Well I’ve had a very, very long day today so I didn’t have time to do full justice to the post I was planning on doing… Instead I hope to wet your taste buds with C.S. Lewis’ answer to a question I’ve been asked a thousand times: “Can’t I be a good person without being a Christian?”
The answer comes from his God in the Dock: Essays on Theology and Ethics. In this essay, Lewis wants to reject the question altogether for the one who asks it does so not because he wants to know about ethics but because of his attitude about religion. Someone who asks this seems to think that being good or being ethical is the end or meaning of life. Lewis, however, points out that 1) being good 24/7 is impossible and 2) even if it were, morality is not the purpose of life.
Here’s a quote:
All right, Christianity will do you good—a great deal more good than you ever wanted or expected. And the first bit of good it will do you is to hammer into your head (you won’t enjoy that!) the fact that what you have hitherto called “good”—all that about “leading a decent life” and “being kind”—isn’t quite the magnificent and all-important affair you supposed. It will teach you that in fact you can’t be “good” (not for twenty-four hours) on your own moral efforts. And then it will teach you that even if you were, you still wouldn’t have achieved the purpose for which you were created. Mere morality is not the end of life. You were made for something quite different from that. J. S. Mill and Confucius (Socrates was much nearer the reality) simply didn’t know what life is about. The people who keep on asking if they can’t lead a decent life without Christ, don’t know what life is about; if they did they would know that “a decent life” is mere machinery compared with the thing we men are really made for. Morality is indispensable: but the Divine Life, which gives itself to us and which calls us to be gods, intends for us something in which morality will be swallowed up. We are to be re-made. All the rabbit in us is to disappear—the worried, conscientious, ethical rabbit as well as the cowardly and sensual rabbit. We shall bleed and squeal as the handfuls of fur come out; and then, surprisingly, we shall find underneath it all a thing we have never yet imagined: a real Man, an ageless god, a son of God, strong, radiant, wise, beautiful, and drenched in joy.

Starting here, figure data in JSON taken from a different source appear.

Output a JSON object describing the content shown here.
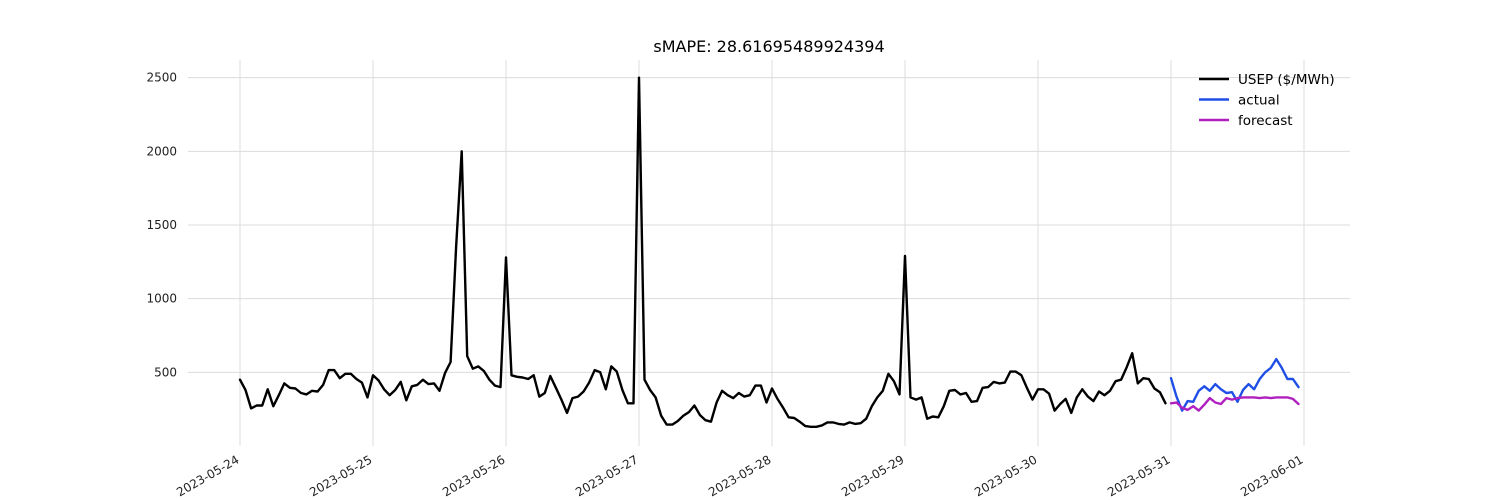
{
  "chart_data": {
    "type": "line",
    "title": "sMAPE: 28.61695489924394",
    "xlabel": "",
    "ylabel": "",
    "ylim": [
      0,
      2620
    ],
    "y_ticks": [
      500,
      1000,
      1500,
      2000,
      2500
    ],
    "x_ticks": [
      "2023-05-24",
      "2023-05-25",
      "2023-05-26",
      "2023-05-27",
      "2023-05-28",
      "2023-05-29",
      "2023-05-30",
      "2023-05-31",
      "2023-06-01"
    ],
    "x_start": "2023-05-24",
    "step_hours": 1,
    "grid": true,
    "legend_position": "top-right",
    "series": [
      {
        "name": "USEP ($/MWh)",
        "color": "#000000",
        "offset": 0,
        "values": [
          450,
          380,
          255,
          275,
          275,
          385,
          270,
          345,
          425,
          395,
          390,
          360,
          350,
          375,
          370,
          415,
          515,
          515,
          460,
          490,
          490,
          455,
          430,
          330,
          480,
          445,
          385,
          345,
          380,
          435,
          310,
          405,
          415,
          450,
          420,
          425,
          375,
          495,
          570,
          1350,
          2000,
          610,
          525,
          540,
          510,
          450,
          410,
          400,
          1280,
          480,
          470,
          465,
          455,
          480,
          335,
          360,
          475,
          395,
          315,
          225,
          325,
          335,
          370,
          430,
          515,
          500,
          385,
          540,
          505,
          380,
          290,
          290,
          2500,
          450,
          380,
          330,
          205,
          145,
          145,
          170,
          205,
          230,
          275,
          210,
          175,
          165,
          295,
          375,
          345,
          325,
          360,
          335,
          345,
          410,
          410,
          295,
          390,
          320,
          260,
          195,
          190,
          165,
          135,
          130,
          130,
          140,
          160,
          160,
          150,
          145,
          160,
          150,
          155,
          185,
          270,
          330,
          375,
          490,
          440,
          350,
          1290,
          330,
          315,
          330,
          185,
          200,
          195,
          270,
          375,
          380,
          350,
          360,
          300,
          305,
          395,
          400,
          435,
          425,
          430,
          505,
          505,
          480,
          395,
          315,
          385,
          385,
          355,
          240,
          285,
          320,
          225,
          330,
          385,
          335,
          305,
          370,
          345,
          375,
          440,
          450,
          535,
          630,
          425,
          460,
          455,
          390,
          365,
          290
        ]
      },
      {
        "name": "actual",
        "color": "#1f4fe6",
        "offset": 168,
        "values": [
          460,
          335,
          240,
          305,
          300,
          375,
          405,
          375,
          420,
          385,
          360,
          365,
          300,
          380,
          420,
          385,
          455,
          500,
          530,
          590,
          530,
          455,
          455,
          400
        ]
      },
      {
        "name": "forecast",
        "color": "#b01fc0",
        "offset": 168,
        "values": [
          290,
          295,
          260,
          245,
          270,
          240,
          280,
          325,
          295,
          285,
          325,
          315,
          325,
          330,
          330,
          330,
          325,
          330,
          325,
          330,
          330,
          330,
          320,
          285
        ]
      }
    ]
  }
}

“When that which is perfect is come, then that which is in part shall be done away” (1 Corinthians 8:10). The idea of reaching “a good life” without Christ is based on a double error. Firstly, we cannot do it; and secondly, in setting up “a good life” as our final goal, we have missed the very point of our existence. Morality is a mountain which we cannot climb by our own efforts; and if we could we should only perish in the ice and unbreathable air of the summit, lacking those wings with which the rest of the journey has to be accomplished. For it is from there that the real ascent begins. The ropes and axes are “done away” and the rest is a matter of flying.